Italian anarchist (1866–1943)

Juan De Marchi (10 June 1866 – 1943) was an Italian-born anarchist. He is best known for his friendship and influential role in the development of Salvador Allende's political identity.

== Biography ==
Giovanni De Marchi, whose surname was also spelt as Demarchi, was born in Turin, the former capital of the Kingdom of Italy. In 1893, when he was twenty-seven, De Marchi moved from Italy to Argentina, where he was involved with the Latin-American anarchist movement that arose around the newspaper Umanità Nova, stoked by figures such as Pietro Gori and Errico Malatesta. Later on, he moved to Chile, where he worked as a shoemaker in Valparaíso, where he would later meet Salvador Allende himself. When De Marchi was about sixty-three years old, Allende was attending high school at the Liceo Eduardo de la Barra in Valparaíso. It was at that time that the adolescent Allende came into contact with De Marchi's political and intellectual ideas. As Allende once said:

When I was a boy, aged about fourteen or fifteen years, after the lessons at the high school of Valparaíso, I usually was going in the workshop of a shoemaker, Juan De Marchi, an Italian anarchist, by whom I was eager to stop exchanging opinions about foreign and national situation.
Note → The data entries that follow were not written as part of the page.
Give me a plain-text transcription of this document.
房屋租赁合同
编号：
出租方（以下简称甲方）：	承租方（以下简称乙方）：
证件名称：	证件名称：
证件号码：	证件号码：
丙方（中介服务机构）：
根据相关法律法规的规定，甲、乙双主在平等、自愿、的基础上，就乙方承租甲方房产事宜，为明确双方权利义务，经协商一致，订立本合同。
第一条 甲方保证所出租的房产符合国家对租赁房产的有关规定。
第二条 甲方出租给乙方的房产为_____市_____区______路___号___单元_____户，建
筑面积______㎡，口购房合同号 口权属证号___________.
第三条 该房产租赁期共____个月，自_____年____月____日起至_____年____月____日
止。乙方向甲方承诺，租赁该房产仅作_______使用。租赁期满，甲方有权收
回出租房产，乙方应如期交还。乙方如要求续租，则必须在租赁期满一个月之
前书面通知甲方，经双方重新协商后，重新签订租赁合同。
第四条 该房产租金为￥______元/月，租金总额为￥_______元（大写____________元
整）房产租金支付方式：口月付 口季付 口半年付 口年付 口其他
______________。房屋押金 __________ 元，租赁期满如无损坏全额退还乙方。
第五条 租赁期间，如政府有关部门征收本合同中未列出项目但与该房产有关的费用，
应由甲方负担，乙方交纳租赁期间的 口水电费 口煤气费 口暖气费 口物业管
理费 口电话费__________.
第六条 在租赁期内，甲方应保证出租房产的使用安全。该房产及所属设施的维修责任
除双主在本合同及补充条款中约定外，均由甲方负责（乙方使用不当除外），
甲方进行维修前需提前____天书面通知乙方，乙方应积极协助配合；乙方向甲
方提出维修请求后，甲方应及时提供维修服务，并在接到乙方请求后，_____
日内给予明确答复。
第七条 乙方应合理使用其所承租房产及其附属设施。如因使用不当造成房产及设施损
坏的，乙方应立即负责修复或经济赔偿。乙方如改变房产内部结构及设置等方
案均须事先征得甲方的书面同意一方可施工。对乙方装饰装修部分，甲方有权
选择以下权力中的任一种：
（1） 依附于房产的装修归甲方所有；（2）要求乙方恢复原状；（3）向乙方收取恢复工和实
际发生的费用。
De Marchi was aged 63 at the time, and he willingly agreed to talk to me about events of life; he even lent me his books and, furthermore, he taught me to play chess.
— Salvador Allende at Jaime Massardo

According to other interviewers, De Marchi had an important role in shaping Allende's ideology. The relationship between De Marchi and Allende played a significant role in Roberto Ampuero's Spanish language novel El Último Tango de Salvador Allende (The Last Tango of Salvador Allende). De Marchi died in 1943 during World War II.